Ask HN: What should be included in a standard library?
After reading HN for years, I have encountered so many opinions regarding standard libraries in various programming languages, e.g., how they should be designed, what they should (and should not) include, etc.
The C standard library is very minimal, focusing mostly on low-level facilities. Everyone is expected to implement their own dynamic arrays or choose one implementation from a zillion available libraries. And, apparently, null-terminated strings are the work of the devil. C++ has a much more extensive standard library, built around generic programming techniques using containers, iterators, and algorithms applied in a composable way. It is rather elegant and powerful, but not very intuitive for beginners. It also has some notable omissions compared to more modern languages. Python comes with "batteries included" in the form of a very rich standard library. However, the PSF tends to "break user space" from time to time by deprecating older modules, such as “boring” technologies like CGI or modules with known security problems. (I am not comfortable enough to say anything about JS, Go, Rust, etc.)

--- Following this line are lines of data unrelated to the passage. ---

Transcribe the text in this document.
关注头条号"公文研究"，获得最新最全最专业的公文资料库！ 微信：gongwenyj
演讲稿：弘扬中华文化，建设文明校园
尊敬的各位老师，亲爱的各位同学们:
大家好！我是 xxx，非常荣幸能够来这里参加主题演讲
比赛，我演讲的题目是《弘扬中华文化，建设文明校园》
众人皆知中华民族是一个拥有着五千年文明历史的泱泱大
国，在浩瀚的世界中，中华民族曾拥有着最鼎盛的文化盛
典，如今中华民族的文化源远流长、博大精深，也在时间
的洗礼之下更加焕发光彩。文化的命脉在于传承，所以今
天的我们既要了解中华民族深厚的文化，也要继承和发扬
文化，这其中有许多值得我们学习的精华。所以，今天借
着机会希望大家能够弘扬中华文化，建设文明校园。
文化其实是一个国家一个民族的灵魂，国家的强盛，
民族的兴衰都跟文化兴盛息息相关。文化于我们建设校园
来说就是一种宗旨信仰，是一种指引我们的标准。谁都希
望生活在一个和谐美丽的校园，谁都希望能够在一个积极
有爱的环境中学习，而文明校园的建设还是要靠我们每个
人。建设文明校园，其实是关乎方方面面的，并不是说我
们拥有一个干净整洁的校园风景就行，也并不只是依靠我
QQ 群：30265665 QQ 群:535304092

So, what would a great standard library look like? What would make you happy? What have we learned about this after 50+ years of computing? Do you want everything from linked lists to red-black trees (and beyond)? Graphics and sound? (Even if no single API can please everyone.) XML? YAML? SIMD abstractions? Where do you even stop without causing anger? Where do you begin?
(No, I am not creating a new programming language. Enough is enough.)

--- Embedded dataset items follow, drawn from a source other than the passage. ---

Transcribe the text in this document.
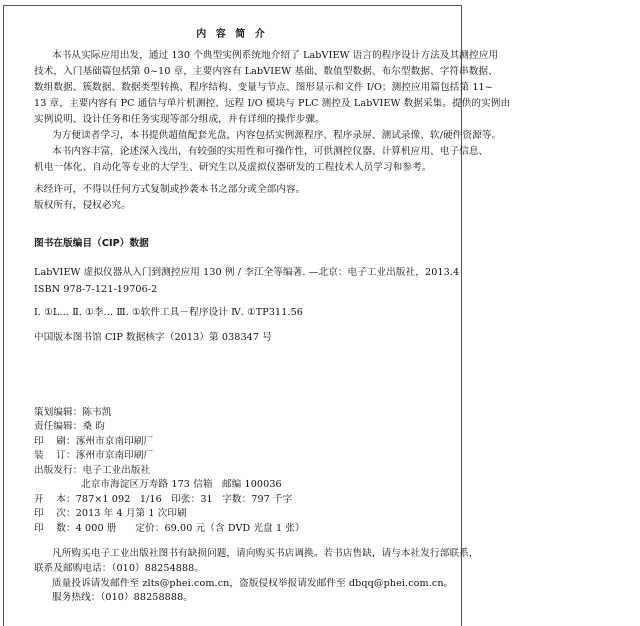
内 容 简 介
本书从实际应用出发，通过 130 个典型实例系统地介绍了 LabVIEW 语言的程序设计方法及其测控应用
技术，入门基础篇包括第 0~10 章，主要内容有 LabVIEW 基础、数值型数据、布尔型数据、字符串数据、
数组数据、簇数据、数据类型转换、程序结构、变量与节点、图形显示和文件 I/O；测控应用篇包括第 11~
13 章，主要内容有 PC 通信与单片机测控、远程 I/O 模块与 PLC 测控及 LabVIEW 数据采集。提供的实例由
实例说明、设计任务和任务实现等部分组成，并有详细的操作步骤。
为方便读者学习，本书提供超值配套光盘，内容包括实例源程序、程序录屏、测试录像、软/硬件资源等。
本书内容丰富，论述深入浅出，有较强的实用性和可操作性，可供测控仪器、计算机应用、电子信息、
机电一体化、自动化等专业的大学生、研究生以及虚拟仪器研发的工程技术人员学习和参考。
未经许可，不得以任何方式复制或抄袭本书之部分或全部内容。
版权所有，侵权必究。
图书在版编目（CIP）数据
LabVIEW 虚拟仪器从入门到测控应用 130 例 / 李江全等编著. —北京：电子工业出版社，2013.4
ISBN 978-7-121-19706-2
Ⅰ. ①L… Ⅱ. ①李… Ⅲ. ①软件工具－程序设计 Ⅳ. ①TP311.56
中国版本图书馆 CIP 数据核字（2013）第 038347 号
策划编辑：陈韦凯
责任编辑：桑 昀
印    刷：涿州市京南印刷厂
装    订：涿州市京南印刷厂
出版发行：电子工业出版社
北京市海淀区万寿路 173 信箱   邮编 100036
开    本：787×1 092   1/16   印张：31   字数：797 千字
印    次：2013 年 4 月第 1 次印刷
印    数：4 000 册      定价：69.00 元（含 DVD 光盘 1 张）
凡所购买电子工业出版社图书有缺损问题，请向购买书店调换。若书店售缺，请与本社发行部联系，
联系及邮购电话：（010）88254888。
质量投诉请发邮件至 zlts@phei.com.cn，盗版侵权举报请发邮件至 dbqq@phei.com.cn。
服务热线：（010）88258888。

In practice there's no right answer to this - I mean sad library for plants? Animals? Fungi? The question quickly becomes meaningless because without a lot more context there's no right answer.
In the scope of language - is this for embedded programs? Desktops? Phones? Is it for system components? Is it going to talk to hardware? Or networks? Is it headless or heavy UI? What OS is it running on? Is it for writing CRUD apps? Or games? Will it be used in space?

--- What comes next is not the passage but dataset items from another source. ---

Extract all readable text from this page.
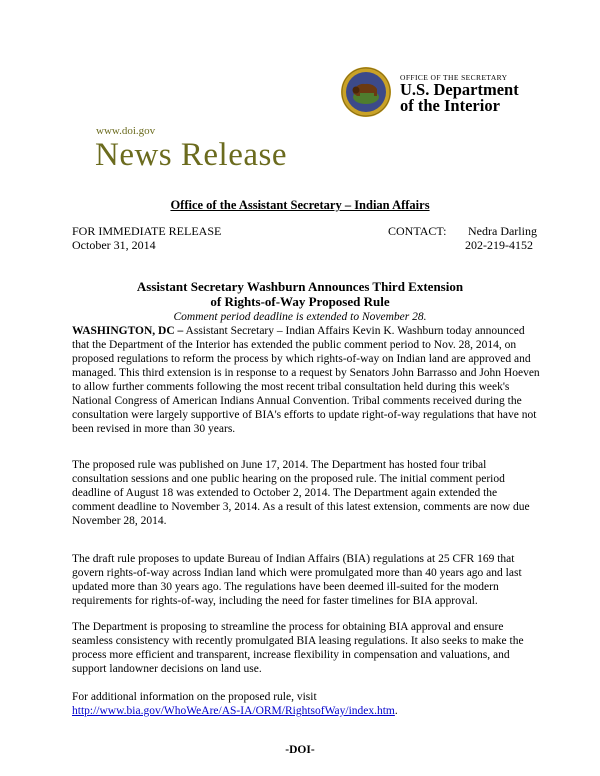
OFFICE OF THE SECRETARY
U.S. Department
of the Interior
www.doi.gov
News Release
Office of the Assistant Secretary – Indian Affairs
FOR IMMEDIATE RELEASE
October 31, 2014
CONTACT: Nedra Darling
202-219-4152
Assistant Secretary Washburn Announces Third Extension
of Rights-of-Way Proposed Rule
Comment period deadline is extended to November 28.
WASHINGTON, DC – Assistant Secretary – Indian Affairs Kevin K. Washburn today announced that the Department of the Interior has extended the public comment period to Nov. 28, 2014, on proposed regulations to reform the process by which rights-of-way on Indian land are approved and managed. This third extension is in response to a request by Senators John Barrasso and John Hoeven to allow further comments following the most recent tribal consultation held during this week's National Congress of American Indians Annual Convention. Tribal comments received during the consultation were largely supportive of BIA's efforts to update right-of-way regulations that have not been revised in more than 30 years.
The proposed rule was published on June 17, 2014. The Department has hosted four tribal consultation sessions and one public hearing on the proposed rule. The initial comment period deadline of August 18 was extended to October 2, 2014. The Department again extended the comment deadline to November 3, 2014. As a result of this latest extension, comments are now due November 28, 2014.
The draft rule proposes to update Bureau of Indian Affairs (BIA) regulations at 25 CFR 169 that govern rights-of-way across Indian land which were promulgated more than 40 years ago and last updated more than 30 years ago. The regulations have been deemed ill-suited for the modern requirements for rights-of-way, including the need for faster timelines for BIA approval.
The Department is proposing to streamline the process for obtaining BIA approval and ensure seamless consistency with recently promulgated BIA leasing regulations. It also seeks to make the process more efficient and transparent, increase flexibility in compensation and valuations, and support landowner decisions on land use.
For additional information on the proposed rule, visit
http://www.bia.gov/WhoWeAre/AS-IA/ORM/RightsofWay/index.htm.
-DOI-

Every context brings different trade offs. Different boundaries, different resources, different everything.
Thus every answer to your question is both true for some places, and false in others.
Thus variety in context is what leads us to the current situation- lots of options.
HTTP server and related parsers (just a basic one), URL parsing and escaping, JSON, Socket handling, timers, interactive debugger, basic templating library, WebSocket client, SQLite.
I think Ruby got it right in this regard and Bun comes close as a second place.
I think as long as a language offers the basics (like streams, etc) it’s not that bad to build on top of it.